Ken Connor

Americans are disappointed with President Obama's decision to bail out the banking and auto industries. They are frustrated that billions of dollars allocated for "recovery and reinvestment" have done little to stem the tide of rising unemployment. They are chagrined that the bureaucratic mismanagement associated with the programs of Mr. Obama's predecessors have come to characterize his own. They are irritated that President Obama's pledge of transparency and accountability was an empty campaign slogan, as evidenced by a steady stream of 1000-plus page legislation that no one—not even Congress—has the time to read or understand. They are exasperated at his hedging on social issues like abortion and gay marriage. Hence, for the increasingly disappointed multitudes, the President's plan for the American health care system is simply a bridge too far.

Opposition to President Obama's health care plan has nothing to do with race and everything to do with competing philosophies of government. President Obama has made clear his belief that government should have a prominent role in the lives of the citizenry—a role that influences virtually every facet of our lives, from the kind of car we drive to the kind of health insurance we have to the kind of education our children receive. For those who agree with Thomas Jefferson that "a wise and frugal government, which shall restrain men from injuring one another, shall leave them otherwise free to regulate their own pursuits of industry and improvement," the President's plan for health care "reform" represents nothing less than a sacrifice of individual liberty in exchange for servitude, and the destruction of the free market in favor of a government planned economy.

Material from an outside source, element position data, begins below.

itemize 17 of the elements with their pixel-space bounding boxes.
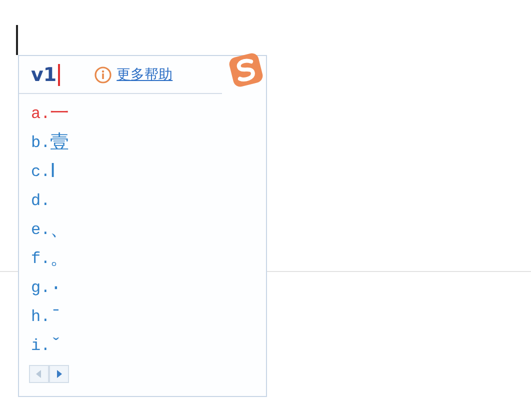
- composition-text: v1: [31, 64, 57, 86]
- candidate-item[interactable]: b.壹: [31, 129, 266, 158]
- text-cursor: [16, 25, 18, 55]
- candidate-item[interactable]: f.。: [31, 245, 266, 274]
- input-caret: [58, 64, 60, 86]
- candidate-item[interactable]: d.: [31, 187, 266, 216]
- candidate-item[interactable]: g.·: [31, 274, 266, 303]
- candidate-item[interactable]: i.ˇ: [31, 332, 266, 361]
- candidate-item[interactable]: e.、: [31, 216, 266, 245]
- left-arrow-icon: [36, 370, 42, 378]
- candidate-item[interactable]: h.ˉ: [31, 303, 266, 332]
- info-icon: [94, 66, 112, 84]
- help-link[interactable]: 更多帮助: [116, 66, 173, 84]
- next-page-button[interactable]: [49, 365, 69, 383]
- right-arrow-icon: [56, 370, 62, 378]
- candidate-item[interactable]: c.Ⅰ: [31, 158, 266, 187]
- candidate-item[interactable]: a.一: [31, 100, 266, 129]
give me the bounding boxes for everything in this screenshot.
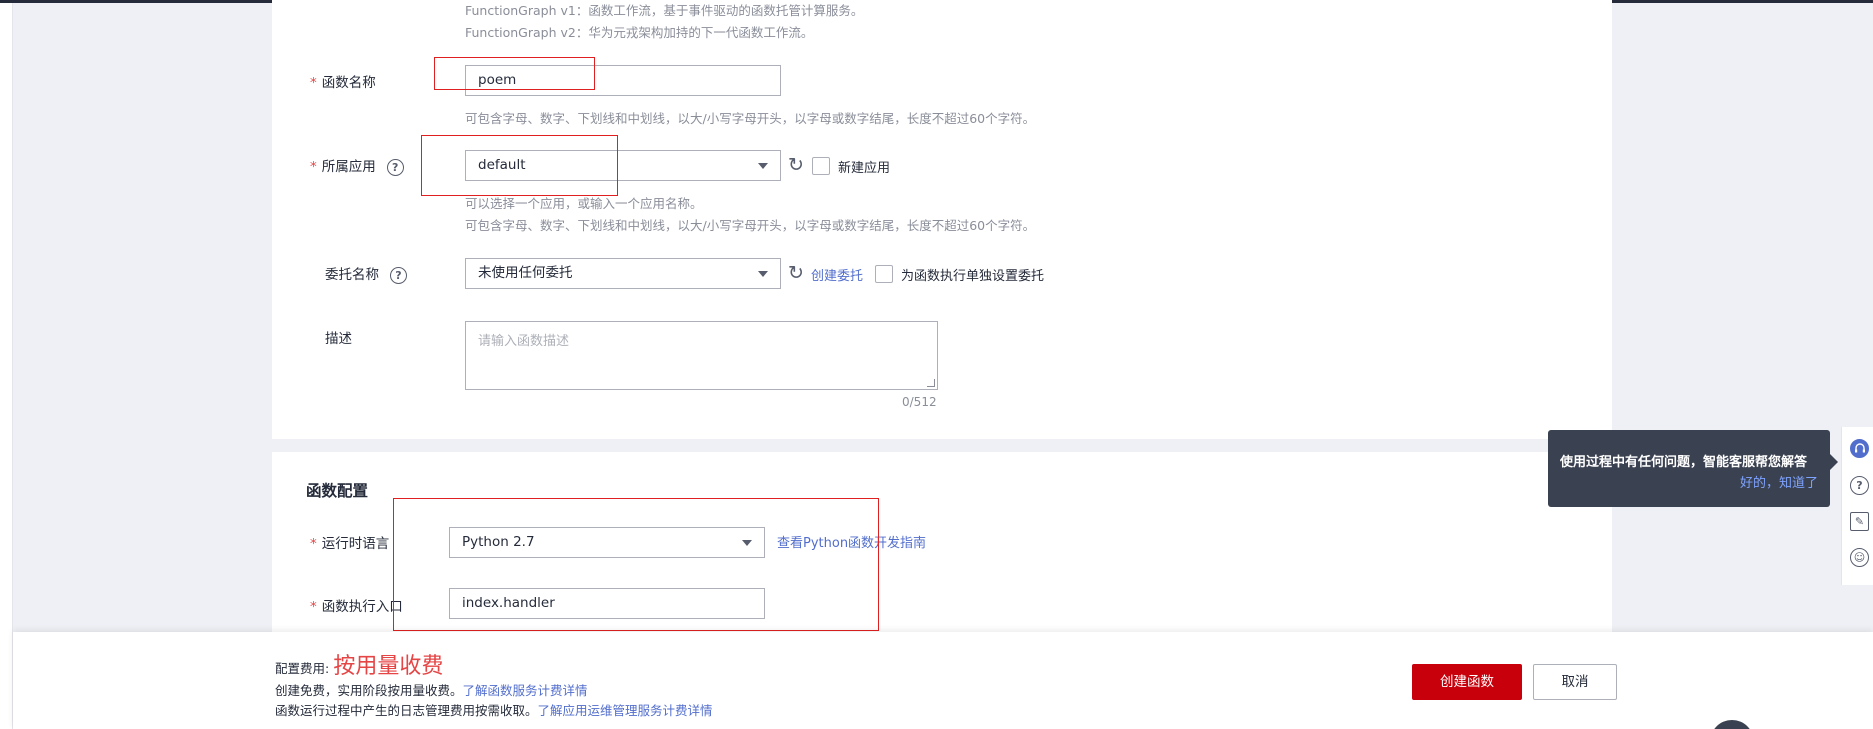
runtime-label: * 运行时语言: [310, 532, 389, 552]
highlight-box: [393, 498, 879, 631]
fee-label: 配置费用:: [275, 661, 330, 676]
tooltip-text: 使用过程中有任何问题，智能客服帮您解答: [1560, 455, 1808, 470]
left-rail: [0, 3, 13, 729]
side-rail: ? ✎ ☺: [1841, 427, 1873, 585]
bottom-bar: 配置费用: 按用量收费 创建免费，实用阶段按用量收费。了解函数服务计费详情 函数…: [13, 632, 1873, 729]
cancel-button[interactable]: 取消: [1533, 664, 1617, 700]
refresh-icon[interactable]: ↻: [788, 156, 804, 175]
smile-icon[interactable]: ☺: [1850, 548, 1869, 567]
agency-label-text: 委托名称: [325, 267, 379, 283]
create-agency-link[interactable]: 创建委托: [811, 265, 863, 284]
app-label-text: 所属应用: [321, 159, 376, 175]
app-label: * 所属应用?: [310, 155, 404, 176]
agency-select[interactable]: 未使用任何委托: [465, 258, 781, 289]
headset-icon[interactable]: [1850, 439, 1869, 458]
required-mark: *: [310, 159, 317, 175]
tooltip-ack-link[interactable]: 好的，知道了: [1740, 472, 1818, 491]
description-label: 描述: [325, 331, 352, 347]
function-name-label-text: 函数名称: [321, 75, 376, 91]
description-placeholder: 请输入函数描述: [478, 334, 570, 349]
required-mark: *: [310, 536, 317, 552]
required-mark: *: [310, 599, 317, 615]
fee-row: 配置费用: 按用量收费: [275, 648, 443, 680]
description-counter: 0/512: [902, 395, 937, 409]
aom-billing-link[interactable]: 了解应用运维管理服务计费详情: [538, 703, 713, 718]
highlight-box: [434, 57, 595, 90]
function-billing-link[interactable]: 了解函数服务计费详情: [463, 683, 588, 698]
version-hint-v1: FunctionGraph v1：函数工作流，基于事件驱动的函数托管计算服务。: [465, 3, 864, 18]
fee-line-1-text: 创建免费，实用阶段按用量收费。: [275, 683, 463, 698]
fee-line-2-text: 函数运行过程中产生的日志管理费用按需收取。: [275, 703, 538, 718]
feedback-icon[interactable]: ✎: [1850, 512, 1869, 531]
highlight-box: [421, 135, 618, 196]
version-hint-v2: FunctionGraph v2：华为元戎架构加持的下一代函数工作流。: [465, 25, 814, 40]
handler-label: * 函数执行入口: [310, 595, 403, 615]
fee-value: 按用量收费: [333, 654, 444, 679]
new-app-checkbox[interactable]: [812, 157, 830, 175]
handler-label-text: 函数执行入口: [321, 599, 403, 615]
runtime-label-text: 运行时语言: [321, 536, 390, 552]
create-function-button[interactable]: 创建函数: [1412, 664, 1522, 700]
refresh-icon[interactable]: ↻: [788, 264, 804, 283]
required-mark: *: [310, 75, 317, 91]
fee-line-1: 创建免费，实用阶段按用量收费。了解函数服务计费详情: [275, 680, 588, 699]
separate-agency-label: 为函数执行单独设置委托: [901, 269, 1045, 284]
help-icon[interactable]: ?: [386, 158, 404, 176]
agency-label: 委托名称?: [325, 263, 407, 284]
function-name-hint: 可包含字母、数字、下划线和中划线，以大/小写字母开头，以字母或数字结尾，长度不超…: [465, 111, 1036, 126]
help-icon[interactable]: ?: [390, 266, 407, 284]
assistant-tooltip: 使用过程中有任何问题，智能客服帮您解答 好的，知道了: [1548, 430, 1838, 507]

Instead of addressing this issue on the merits, people like Nancy Pelosi and Jimmy Carter would rather sling mud. Once the race card was played, they were counting on the fact that opposing points of view would be effectively muzzled. After all, who wants to be branded a racist? This shameful tactic—calculated to quench rather than foster debate—is nothing more than a confirmation that the Democrats' proposal for overhauling the health care system is indefensible.

Where were Mr. Carter's cries of racism when Colin Powell and Condoleezza Rice were subjected to the basest of racial epithets for daring to work for a Republican administration? Where were Ms. Pelosi's crocodile tears and prophesies of violence when anti-war protesters marched with signs advocating the assassination of President Bush? Apparently, only when an African American opposes the Republican agenda or protesters incite violence against a white Republican president do Pelosi and Carter see patriotic dissent.

President Obama, for his part, deserves great credit for refusing to participate in the race baiting. He seems to understand the damage such irresponsible rhetoric would inflict upon his legacy, the health care debate, and the mood of the American people.

It's too bad that other political leaders refuse to follow the President’s lead and lack the integrity to drag themselves out of the gutter and address the merits of an issue that will affect all Americans.


Ken Connor

Ken Connor is Chairman of the Center for a Just Society in Washington, DC.